40 000 Euro vom Bund für die Burg

Hessens größte Höhenburg: Für die weitere Sanierung der Burg Herzberg stellt der Bund jetzt 40 000 Euro zur Verfügung. Foto: Konopka

Berlin/Breitenbach/H. Der Bund fördert die weitere Sanierung der Burg Herzberg mit 40 000 Euro. Das teilten jetzt die beiden heimischen Bundestagsabgeordneten Michael Roth (SPD) und Helmut Heiderich (CDU) mit.

Der Bundestag hat am Mittwoch abschließend über die Vergabe der Fördermittel aus dem Denkmalschutz-Sonderprogramm VI entschieden. Dabei gaben die Abgeordneten auch Bundesmittel in Höhe von 40 000 Euro für die Burg Herzberg frei.

400 Anträge eingegangen

„Die Finanzmittel für den Denkmalschutz gehören zu denen, um die im Haushaltsausschuss am heftigsten gerungen wird“, erläuterte Helmut Heiderich. „Regelmäßig übersteigen die Anfragen die vorhandenen Finanzmittel deutlich“, berichtet der CDU-Politiker. Insgesamt seien rund 400 förderfähige Projektanträge mit einem Volumen von gut 71,5 Millionen Euro eingegangen. „Da aber lediglich 20 Millionen Euro für das Programm zur Verfügung standen, haben wir nur 138 Projekten eine Förderung gewähren können. Es freut mich deshalb sehr, dass ich die Kollegen im Haushaltsausschuss überzeugen konnte“, so Heiderich.
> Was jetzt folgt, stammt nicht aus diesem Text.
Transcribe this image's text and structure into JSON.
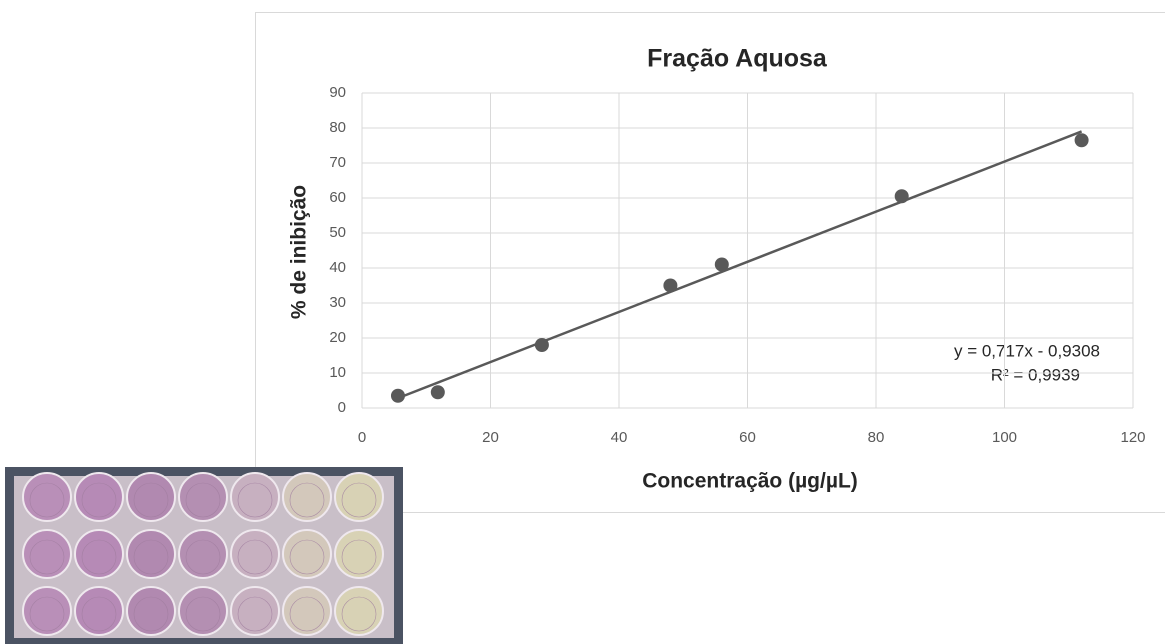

Michael Roth hatte sich in den vergangenen Wochen in Berlin bei der zuständigen Beauftragten der Bundesregierung für Kultur und Medien, Staatsministerin Monika Grütters, und seinen sozialdemokratischen Abgeordnetenkollegen aus dem Haushaltsausschuss für das Projekt eingesetzt – mit Erfolg. Kultur- und Denkmalpflege fallen zwar grundsätzlich in die Zuständigkeit der Länder, dennoch werden ausgewählte überregional bedeutsame Objekte auch vom Bund gefördert.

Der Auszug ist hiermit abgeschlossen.